Hexarelin (Examorelin) is a synthetic hexapeptide growth hormone secretagogue that activates the growth hormone secretagogue receptor (GHS-R1a), the same receptor targeted by the endogenous hormone ghrelin. It is structurally related to GHRP-6 but contains a 2-methyl modification on the D-Trp residue that confers greater GH-releasing potency and additional receptor selectivity.

Upon binding to GHS-R1a on anterior pituitary somatotrophs, Hexarelin triggers calcium influx through IP3-mediated intracellular signalling, stimulating the exocytosis of stored growth hormone granules. This mechanism is complementary to GHRH, which acts via cAMP, explaining why GHRP-class peptides and GHRH produce synergistic rather than additive GH release.

Distinctively, Hexarelin demonstrates significant cardioprotective properties that appear to be independent of its GH-releasing activity. It binds to the CD36 scavenger receptor on cardiac cells, activating downstream PPARgamma signalling and reducing oxidative stress in myocardial tissue. This cardiac tropism distinguishes Hexarelin from other GH secretagogues and has driven substantial research into its effects on cardiac remodelling, ischaemia-reperfusion injury, and heart failure. Like GHRP-6, Hexarelin produces modest increases in prolactin and cortisol, though it does not stimulate appetite as strongly due to its modified receptor binding profile.
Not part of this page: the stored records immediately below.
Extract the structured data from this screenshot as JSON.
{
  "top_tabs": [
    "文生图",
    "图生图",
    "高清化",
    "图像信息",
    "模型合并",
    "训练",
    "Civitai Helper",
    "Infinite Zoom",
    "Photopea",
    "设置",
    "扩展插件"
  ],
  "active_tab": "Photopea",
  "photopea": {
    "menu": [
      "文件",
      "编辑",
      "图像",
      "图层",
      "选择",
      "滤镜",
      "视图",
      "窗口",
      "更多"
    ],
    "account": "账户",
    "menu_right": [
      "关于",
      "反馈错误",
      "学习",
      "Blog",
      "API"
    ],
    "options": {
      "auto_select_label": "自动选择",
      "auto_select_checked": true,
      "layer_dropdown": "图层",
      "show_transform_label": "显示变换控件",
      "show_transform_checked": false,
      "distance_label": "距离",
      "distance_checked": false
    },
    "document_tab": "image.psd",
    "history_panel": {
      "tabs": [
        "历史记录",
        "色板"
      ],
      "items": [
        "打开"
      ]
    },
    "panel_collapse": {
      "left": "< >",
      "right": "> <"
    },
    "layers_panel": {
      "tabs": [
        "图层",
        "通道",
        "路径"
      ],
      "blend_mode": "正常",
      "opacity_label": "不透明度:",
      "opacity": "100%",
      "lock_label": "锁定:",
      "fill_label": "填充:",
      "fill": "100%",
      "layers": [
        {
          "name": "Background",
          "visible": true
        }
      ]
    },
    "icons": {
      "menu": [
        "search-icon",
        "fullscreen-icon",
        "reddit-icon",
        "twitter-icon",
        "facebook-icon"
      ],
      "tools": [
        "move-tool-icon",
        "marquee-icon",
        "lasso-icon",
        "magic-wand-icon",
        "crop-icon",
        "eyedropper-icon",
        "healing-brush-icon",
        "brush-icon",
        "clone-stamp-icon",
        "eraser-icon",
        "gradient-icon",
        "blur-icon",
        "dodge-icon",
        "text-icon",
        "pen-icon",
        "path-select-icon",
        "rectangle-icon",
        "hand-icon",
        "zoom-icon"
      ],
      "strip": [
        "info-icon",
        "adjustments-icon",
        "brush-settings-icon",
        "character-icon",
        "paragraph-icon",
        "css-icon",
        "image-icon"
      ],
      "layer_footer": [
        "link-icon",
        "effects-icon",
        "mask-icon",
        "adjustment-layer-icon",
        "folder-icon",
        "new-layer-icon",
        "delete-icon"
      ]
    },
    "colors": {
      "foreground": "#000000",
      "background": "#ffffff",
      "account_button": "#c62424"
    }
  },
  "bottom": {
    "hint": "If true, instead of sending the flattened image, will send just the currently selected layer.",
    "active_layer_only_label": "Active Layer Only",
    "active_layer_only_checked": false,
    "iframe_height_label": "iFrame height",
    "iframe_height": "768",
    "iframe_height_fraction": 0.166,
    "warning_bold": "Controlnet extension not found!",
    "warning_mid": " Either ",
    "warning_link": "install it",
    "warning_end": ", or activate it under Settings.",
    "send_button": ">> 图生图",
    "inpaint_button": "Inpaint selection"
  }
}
Hexarelin was developed in the early 1990s by Romano Deghenghi and colleagues in Italy as part of a systematic effort to create more potent and selective analogues of the first-generation growth hormone secretagogue GHRP-6. The 2-methyltryptophan substitution in the D-Trp position was found to significantly increase GH-releasing potency.
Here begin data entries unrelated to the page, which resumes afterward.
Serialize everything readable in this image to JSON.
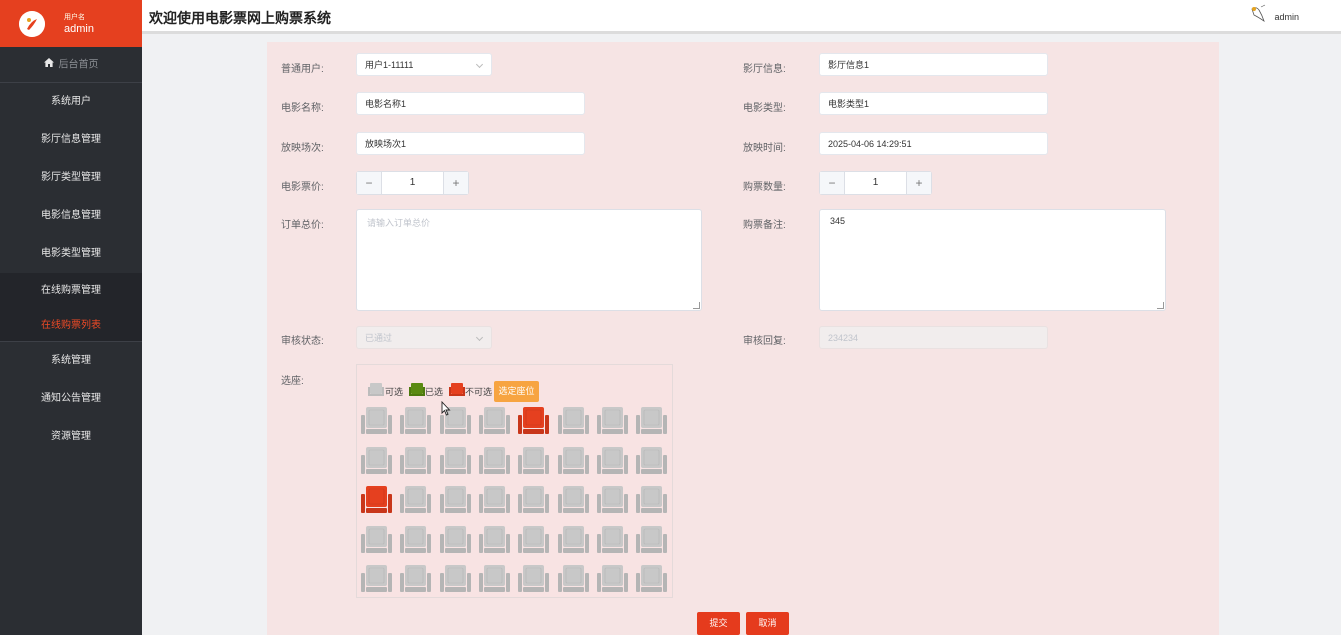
{
  "sidebar": {
    "user_label": "用户名",
    "user_name": "admin",
    "home": "后台首页",
    "items": [
      {
        "label": "系统用户"
      },
      {
        "label": "影厅信息管理"
      },
      {
        "label": "影厅类型管理"
      },
      {
        "label": "电影信息管理"
      },
      {
        "label": "电影类型管理"
      },
      {
        "label": "在线购票管理"
      }
    ],
    "sub_active": "在线购票列表",
    "items2": [
      {
        "label": "系统管理"
      },
      {
        "label": "通知公告管理"
      },
      {
        "label": "资源管理"
      }
    ]
  },
  "header": {
    "title": "欢迎使用电影票网上购票系统",
    "user": "admin"
  },
  "form": {
    "user_label": "普通用户:",
    "user_value": "用户1-11111",
    "hall_label": "影厅信息:",
    "hall_value": "影厅信息1",
    "movie_name_label": "电影名称:",
    "movie_name_value": "电影名称1",
    "movie_type_label": "电影类型:",
    "movie_type_value": "电影类型1",
    "session_label": "放映场次:",
    "session_value": "放映场次1",
    "time_label": "放映时间:",
    "time_value": "2025-04-06 14:29:51",
    "price_label": "电影票价:",
    "price_value": "1",
    "qty_label": "购票数量:",
    "qty_value": "1",
    "total_label": "订单总价:",
    "total_placeholder": "请输入订单总价",
    "remark_label": "购票备注:",
    "remark_value": "345",
    "status_label": "审核状态:",
    "status_value": "已通过",
    "reply_label": "审核回复:",
    "reply_value": "234234",
    "seat_label": "选座:",
    "legend_available": "可选",
    "legend_selected": "已选",
    "legend_unavailable": "不可选",
    "pick_button": "选定座位",
    "submit": "提交",
    "cancel": "取消"
  },
  "seats": {
    "rows": 5,
    "cols": 8,
    "unavailable": [
      [
        0,
        4
      ],
      [
        2,
        0
      ]
    ],
    "colors": {
      "available": "#c8c8c8",
      "selected": "#5a8a12",
      "unavailable": "#e5401f"
    }
  },
  "colors": {
    "brand": "#e5401f",
    "sidebar": "#2b2e33",
    "panel": "#f6e4e4"
  }
}
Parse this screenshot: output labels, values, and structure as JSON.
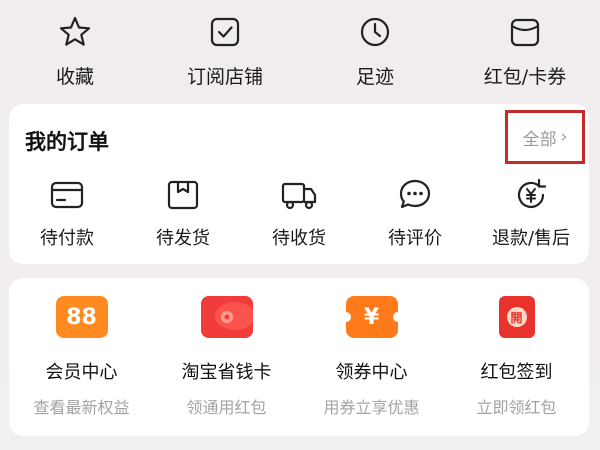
{
  "top_shortcuts": [
    {
      "label": "收藏",
      "icon": "star-icon"
    },
    {
      "label": "订阅店铺",
      "icon": "checkbox-icon"
    },
    {
      "label": "足迹",
      "icon": "clock-icon"
    },
    {
      "label": "红包/卡券",
      "icon": "coupon-icon"
    }
  ],
  "orders": {
    "title": "我的订单",
    "view_all": "全部",
    "items": [
      {
        "label": "待付款",
        "icon": "card-icon"
      },
      {
        "label": "待发货",
        "icon": "box-icon"
      },
      {
        "label": "待收货",
        "icon": "truck-icon"
      },
      {
        "label": "待评价",
        "icon": "chat-icon"
      },
      {
        "label": "退款/售后",
        "icon": "refund-icon"
      }
    ]
  },
  "benefits": [
    {
      "title": "会员中心",
      "subtitle": "查看最新权益",
      "icon_text": "88",
      "icon": "vip-88-icon"
    },
    {
      "title": "淘宝省钱卡",
      "subtitle": "领通用红包",
      "icon": "money-card-icon"
    },
    {
      "title": "领券中心",
      "subtitle": "用券立享优惠",
      "icon_text": "¥",
      "icon": "ticket-icon"
    },
    {
      "title": "红包签到",
      "subtitle": "立即领红包",
      "icon_text": "開",
      "icon": "red-envelope-icon"
    }
  ],
  "colors": {
    "accent_red": "#c42b2b",
    "orange": "#ff8a1f",
    "red": "#ee3b3b"
  }
}
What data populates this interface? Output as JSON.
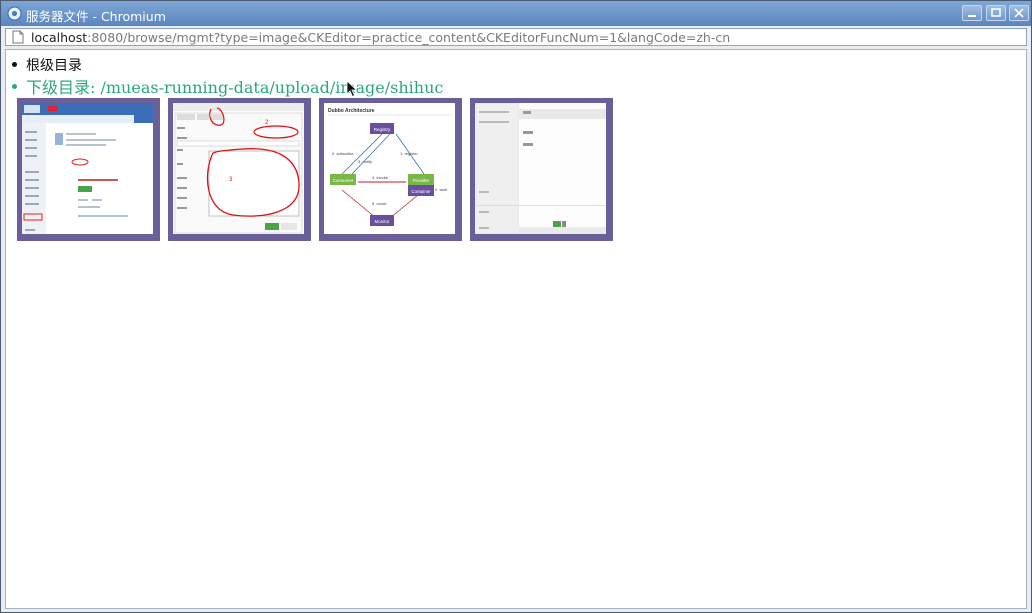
{
  "window": {
    "title": "服务器文件 - Chromium"
  },
  "address_bar": {
    "host": "localhost",
    "path": ":8080/browse/mgmt?type=image&CKEditor=practice_content&CKEditorFuncNum=1&langCode=zh-cn"
  },
  "listing": {
    "root_label": "根级目录",
    "sub_label": "下级目录: /mueas-running-data/upload/image/shihuc"
  },
  "thumbnails": {
    "thumb3": {
      "title": "Dubbo Architecture",
      "registry": "Registry",
      "consumer": "Consumer",
      "provider": "Provider",
      "container": "Container",
      "monitor": "Monitor",
      "e_subscribe": "2. subscribe",
      "e_notify": "3. notify",
      "e_register": "1. register",
      "e_invoke": "4. invoke",
      "e_count": "5. count",
      "e_start": "0. start"
    }
  },
  "colors": {
    "thumb_border": "#6a5f98",
    "link_green": "#2aa87a",
    "titlebar": "#5b86bf"
  }
}
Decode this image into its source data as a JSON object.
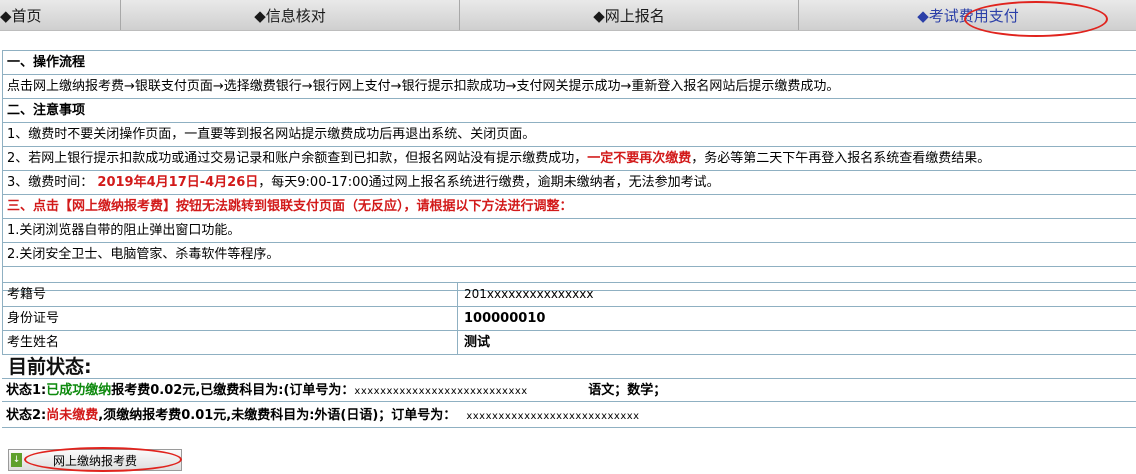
{
  "nav": {
    "items": [
      {
        "label": "◆首页"
      },
      {
        "label": "◆信息核对"
      },
      {
        "label": "◆网上报名"
      },
      {
        "label": "◆考试费用支付"
      }
    ]
  },
  "flow": {
    "heading": "一、操作流程",
    "text": "点击网上缴纳报考费→银联支付页面→选择缴费银行→银行网上支付→银行提示扣款成功→支付网关提示成功→重新登入报名网站后提示缴费成功。"
  },
  "notes": {
    "heading": "二、注意事项",
    "item1": "1、缴费时不要关闭操作页面，一直要等到报名网站提示缴费成功后再退出系统、关闭页面。",
    "item2_pre": "2、若网上银行提示扣款成功或通过交易记录和账户余额查到已扣款，但报名网站没有提示缴费成功，",
    "item2_em": "一定不要再次缴费",
    "item2_post": "，务必等第二天下午再登入报名系统查看缴费结果。",
    "item3_pre": "3、缴费时间：",
    "item3_date": "2019年4月17日-4月26日",
    "item3_post": "，每天9:00-17:00通过网上报名系统进行缴费，逾期未缴纳者，无法参加考试。"
  },
  "fix": {
    "heading": "三、点击【网上缴纳报考费】按钮无法跳转到银联支付页面（无反应），请根据以下方法进行调整：",
    "item1": "1.关闭浏览器自带的阻止弹出窗口功能。",
    "item2": "2.关闭安全卫士、电脑管家、杀毒软件等程序。"
  },
  "candidate": {
    "exam_no_label": "考籍号",
    "exam_no": "201xxxxxxxxxxxxxxx",
    "id_label": "身份证号",
    "id_value": "100000010",
    "name_label": "考生姓名",
    "name_value": "测试"
  },
  "status": {
    "title": "目前状态:",
    "s1_label": "状态1:",
    "s1_status": "已成功缴纳",
    "s1_text": "报考费0.02元,已缴费科目为:(订单号为：",
    "s1_order": "xxxxxxxxxxxxxxxxxxxxxxxxxxx",
    "s1_subjects": "语文；数学；",
    "s2_label": "状态2:",
    "s2_status": "尚未缴费",
    "s2_text": ",须缴纳报考费0.01元,未缴费科目为:外语(日语)；订单号为：",
    "s2_order": "xxxxxxxxxxxxxxxxxxxxxxxxxxx"
  },
  "button": {
    "label": "网上缴纳报考费"
  }
}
Clinical studies in the mid-1990s confirmed Hexarelin as one of the most potent peptide GH secretagogues available, with robust GH release observed after subcutaneous, intranasal, and even oral administration. However, during clinical development, researchers discovered an unexpected and prominent cardioprotective effect. Studies showed that Hexarelin reduced infarct size, improved cardiac contractility, and attenuated ventricular remodelling after myocardial infarction, even at doses too low to significantly elevate GH levels. This cardiac tropism was traced to binding at the CD36 receptor, opening an entirely new research direction. The cardiac research programme has generated particular interest in post-infarction recovery and heart failure models.